Maar ook de stijging van de opleidingsniveaus en van de (gezonde) levensverwachting
draagt eraan bij dat mensen langer participeren op de arbeidsmarkt. We werken steeds
langer door en deze hogere arbeidsparticipatie op hogere leeftijd is vanzelfsprekend
ook terug te zien in het gebruik van de werknemersregelingen zoals de WIA. Het grootste
deel van de werknemers bereikt het pensioen vanuit werk, maar voor een deel van de
mensen geldt dat niet. Het is van belang om deze ontwikkelingen de komende jaren goed
te blijven volgen. Dit geldt ook voor de stijging van de instroomkansen op jongere
leeftijden, waarbij met name de ontwikkeling onder vrouwen opvalt.

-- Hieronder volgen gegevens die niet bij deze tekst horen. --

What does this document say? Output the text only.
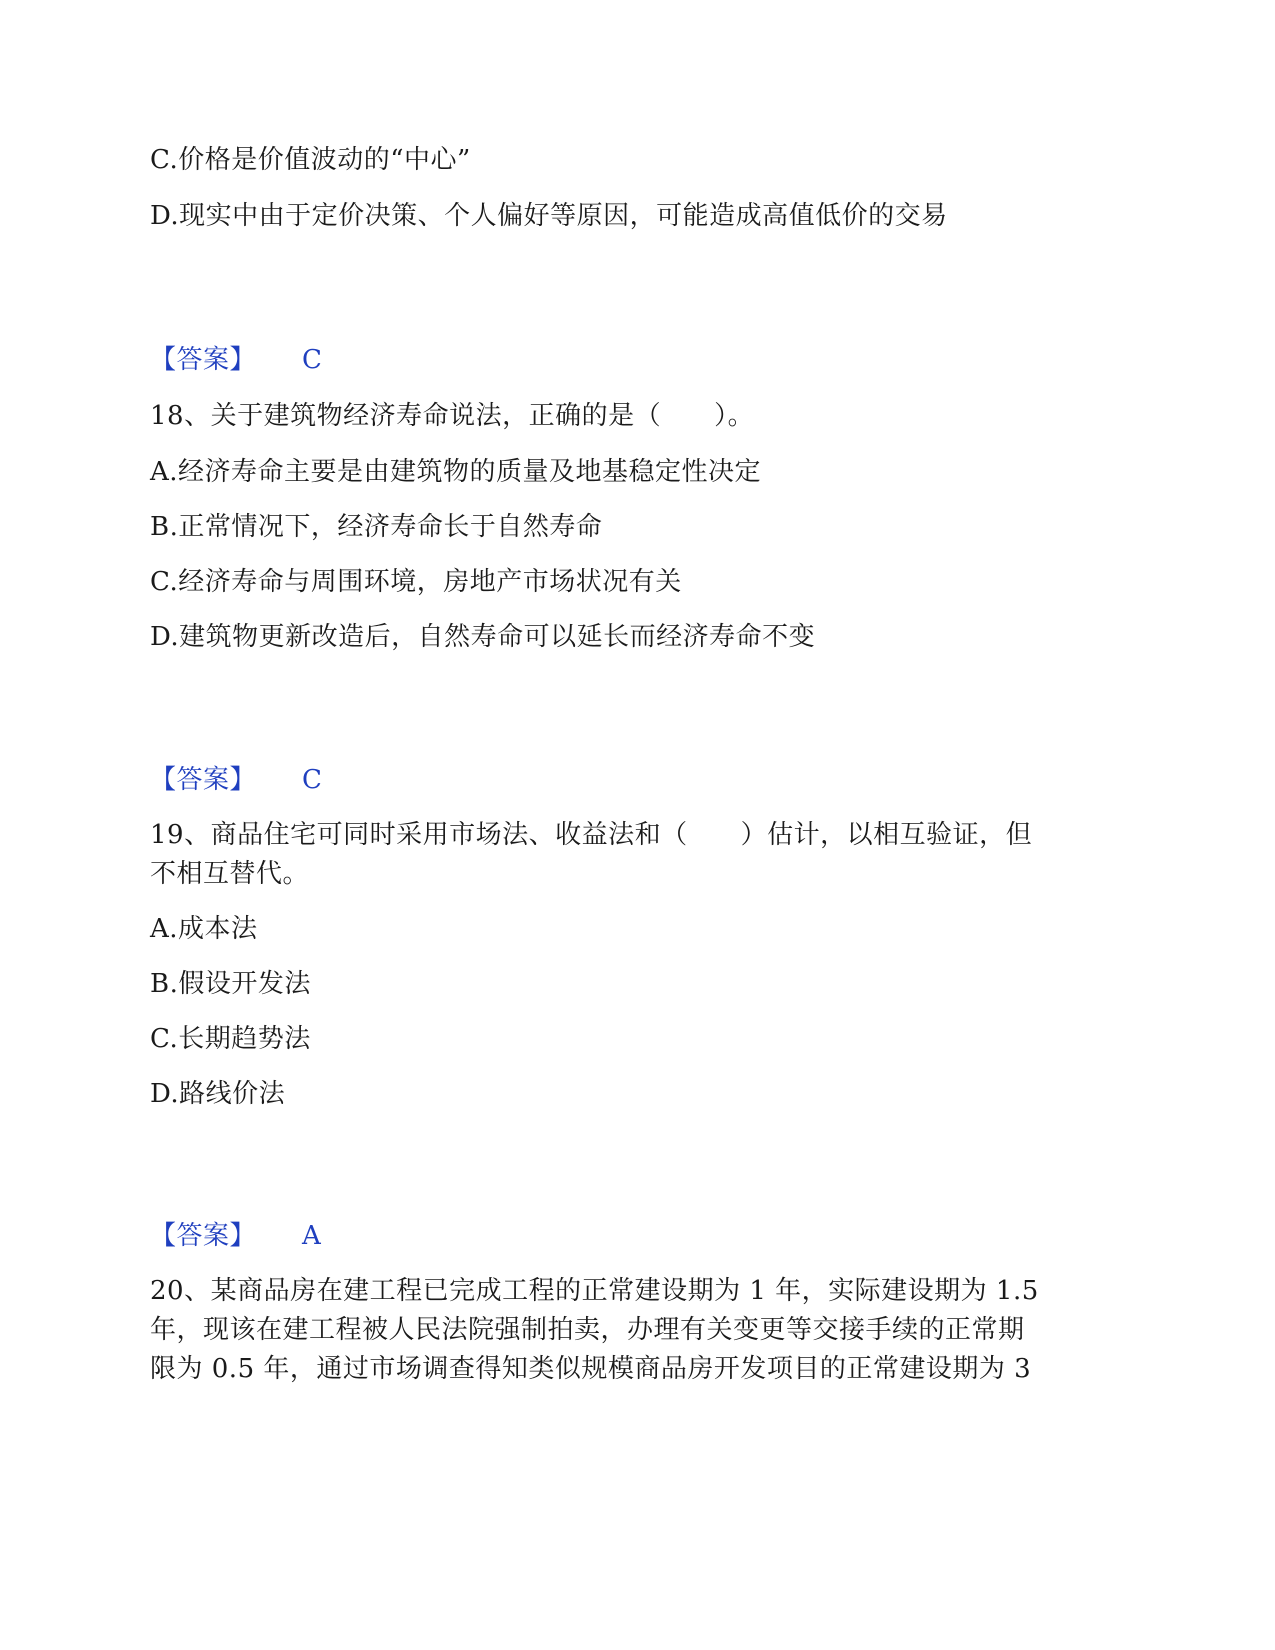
C.价格是价值波动的“中心”
D.现实中由于定价决策、个人偏好等原因，可能造成高值低价的交易
【答案】 C
18、关于建筑物经济寿命说法，正确的是（　　）。
A.经济寿命主要是由建筑物的质量及地基稳定性决定
B.正常情况下，经济寿命长于自然寿命
C.经济寿命与周围环境，房地产市场状况有关
D.建筑物更新改造后，自然寿命可以延长而经济寿命不变
【答案】 C
19、商品住宅可同时采用市场法、收益法和（　　）估计，以相互验证，但
不相互替代。
A.成本法
B.假设开发法
C.长期趋势法
D.路线价法
【答案】 A
20、某商品房在建工程已完成工程的正常建设期为 1 年，实际建设期为 1.5
年，现该在建工程被人民法院强制拍卖，办理有关变更等交接手续的正常期
限为 0.5 年，通过市场调查得知类似规模商品房开发项目的正常建设期为 3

In het kader van het pensioenakkoord hebben kabinet en sociale partners afspraken
gemaakt die ervoor moeten zorgen dat werkenden in goede gezondheid en werkend hun
pensioen bereiken. Daar wordt de komende jaren een extra impuls aan gegeven, mede
door de extra middelen die hiervoor zijn gereserveerd. Daarbij is ook afgesproken
dat werkgevers en werknemers meer ruimte krijgen voor maatwerk door tijdelijke versoepeling
van de regeling voor vervroegd uittreden. Werkgevers krijgen de mogelijkheid om in
sectoren en ondernemingen uittredingsregelingen te financieren waarmee werknemers
de mogelijkheid krijgen om drie jaar voor de AOW-leeftijd te stoppen met werken. Het
kabinet zal deze regelingen faciliteren door vanaf 2021 voor een periode van vijf
jaar de pseudo-eindheffing op regelingen voor vervroegde uittreding (RVU-heffing)

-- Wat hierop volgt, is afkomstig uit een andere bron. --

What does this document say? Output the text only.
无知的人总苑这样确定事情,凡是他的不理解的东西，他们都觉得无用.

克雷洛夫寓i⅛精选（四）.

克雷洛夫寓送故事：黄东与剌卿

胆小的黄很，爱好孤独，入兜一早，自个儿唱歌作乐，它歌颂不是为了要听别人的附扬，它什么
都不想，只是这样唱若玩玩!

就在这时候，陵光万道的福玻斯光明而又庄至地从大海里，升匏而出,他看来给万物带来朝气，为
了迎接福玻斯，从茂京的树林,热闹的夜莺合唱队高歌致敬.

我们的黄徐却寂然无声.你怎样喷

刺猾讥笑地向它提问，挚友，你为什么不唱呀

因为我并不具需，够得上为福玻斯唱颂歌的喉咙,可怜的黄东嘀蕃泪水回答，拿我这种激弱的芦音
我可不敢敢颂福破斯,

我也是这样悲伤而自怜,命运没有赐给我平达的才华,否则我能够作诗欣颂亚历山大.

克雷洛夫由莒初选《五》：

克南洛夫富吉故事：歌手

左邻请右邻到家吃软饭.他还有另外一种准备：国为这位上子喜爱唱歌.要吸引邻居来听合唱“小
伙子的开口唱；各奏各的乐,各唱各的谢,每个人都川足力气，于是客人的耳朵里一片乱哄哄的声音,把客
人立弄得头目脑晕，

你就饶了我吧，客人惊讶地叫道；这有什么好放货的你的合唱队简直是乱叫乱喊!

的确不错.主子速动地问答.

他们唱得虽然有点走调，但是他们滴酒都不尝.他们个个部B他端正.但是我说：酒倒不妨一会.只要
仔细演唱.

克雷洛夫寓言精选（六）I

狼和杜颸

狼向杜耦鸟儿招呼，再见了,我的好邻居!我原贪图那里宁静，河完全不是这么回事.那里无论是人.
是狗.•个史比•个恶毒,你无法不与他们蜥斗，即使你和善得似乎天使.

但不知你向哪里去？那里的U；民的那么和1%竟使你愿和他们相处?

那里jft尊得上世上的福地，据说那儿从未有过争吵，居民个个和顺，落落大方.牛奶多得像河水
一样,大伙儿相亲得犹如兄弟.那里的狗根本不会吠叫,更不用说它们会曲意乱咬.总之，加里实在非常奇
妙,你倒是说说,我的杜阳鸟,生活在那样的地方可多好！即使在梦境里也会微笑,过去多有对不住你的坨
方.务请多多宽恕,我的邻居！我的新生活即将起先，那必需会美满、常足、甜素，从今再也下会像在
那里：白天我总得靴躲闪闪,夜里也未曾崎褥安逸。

generiek te versoepelen als de vervroegde uittreding binnen de laatste drie jaar voor
AOW-leeftijd plaats vindt.
Op de noodzaak om (nadere) maatregelen te treffen om de WIA-instroom te beperken zal
ik ingaan in het kader van de motie Van Brenk/Van Dijk2. Naar aanleiding van deze motie zal ik ook onderzoeken of er nog nadere analyses
mogelijk zijn om de stijging van de WIA-instroom te verklaren. Ik ben echter niet
voornemens om – in afwijking van de gemaakte afspraken in het Pensioenakkoord – het
beleid ten aanzien van de vervroegde uittredingsregelingen te herzien.
Vraag 2
Is het juist dat «voor 2019 een recordaantal van 44.600 nieuwe WIA-uitkeringen wordt
bereikt»?
Antwoord 2
Het klopt dat de recente schattingen aangeven dat de instroom in de WIA in 2019 ongeveer
44.600 bedraagt. De definitieve kwantitatieve cijfers over de WIA-uitkeringen voor
2019 zijn op dit moment nog niet bekend. Deze informatie wordt medio april 2020 verwacht
via het UWV-jaarverslag 2019.
Vraag 3, 6
Deelt u de mening dat de stijging wordt veroorzaakt door het afschaffen van de vervroegde
uittredingsregelingen en het verhogen van de pensioenleeftijd?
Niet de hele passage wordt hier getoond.